Kyle Kempt and Murdock also did that. But they were rewarded with playing time. Spreen was still a special teams player.

“The young guys now know the reward that comes with (selflessness) from a team aspect,” Campbell said. “That’s monumental, in my opinion.”

The impact last year’s senior class made on the Iowa State football program will lay in its foundation for a long time. For the first time Campbell can remember, every position group has a chance for its best player to be its hardest worker — something he said is vital to success.

But it’s also more than football for Campbell. He knows only a handful of guys have a realistic chance at playing in the NFL. The rest have to get a “real-world” job.

“Winning and losing is getting these guys to reach their full potential,” Campbell said. “The scoreboard will take care of itself, but the reality is, how do we get these guys the tools, that when they leave here, they have the opportunity to go be successful? To be great husbands someday, be great fathers someday, be great leaders in the community.
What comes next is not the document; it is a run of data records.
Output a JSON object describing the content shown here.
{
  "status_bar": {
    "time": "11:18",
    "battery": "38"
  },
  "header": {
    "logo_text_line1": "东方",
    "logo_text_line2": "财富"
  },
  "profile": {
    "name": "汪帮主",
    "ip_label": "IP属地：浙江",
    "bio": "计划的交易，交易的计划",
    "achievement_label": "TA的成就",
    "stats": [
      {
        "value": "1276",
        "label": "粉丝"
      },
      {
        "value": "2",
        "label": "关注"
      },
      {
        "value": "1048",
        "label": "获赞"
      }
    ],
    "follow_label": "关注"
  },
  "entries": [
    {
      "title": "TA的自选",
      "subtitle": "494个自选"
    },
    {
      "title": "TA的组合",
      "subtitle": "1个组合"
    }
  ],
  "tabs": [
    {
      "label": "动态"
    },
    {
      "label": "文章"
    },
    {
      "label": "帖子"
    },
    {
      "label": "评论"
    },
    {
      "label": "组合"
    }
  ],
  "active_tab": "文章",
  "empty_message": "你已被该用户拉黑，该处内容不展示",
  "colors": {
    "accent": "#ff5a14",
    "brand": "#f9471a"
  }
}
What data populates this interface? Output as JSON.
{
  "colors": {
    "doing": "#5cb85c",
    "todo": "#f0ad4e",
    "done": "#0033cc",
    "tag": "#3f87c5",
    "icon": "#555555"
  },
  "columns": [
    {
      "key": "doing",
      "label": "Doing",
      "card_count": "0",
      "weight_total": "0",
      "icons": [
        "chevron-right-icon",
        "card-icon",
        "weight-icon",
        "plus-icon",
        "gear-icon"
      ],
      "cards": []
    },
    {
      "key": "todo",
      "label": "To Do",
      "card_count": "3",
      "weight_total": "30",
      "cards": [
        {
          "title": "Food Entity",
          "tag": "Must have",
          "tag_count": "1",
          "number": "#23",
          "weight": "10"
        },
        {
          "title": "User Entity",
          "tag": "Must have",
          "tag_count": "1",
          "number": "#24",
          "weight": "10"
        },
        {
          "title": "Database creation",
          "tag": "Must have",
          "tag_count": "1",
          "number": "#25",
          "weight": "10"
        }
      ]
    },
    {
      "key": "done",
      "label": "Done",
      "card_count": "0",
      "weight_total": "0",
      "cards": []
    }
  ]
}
“If this is just about football, if that’s what we’re doing, then we’re failing. A lot of programs are at that level. And if they are, that’s cool, that’s how they run their program. But that’s not how we run it. To me, it’s about the evolution of coming in as an 18-year-old young man and leaving our program as a 22 or 23-year-old man and having all the tool — not just being a good football player — but to go out in life and be really successful.”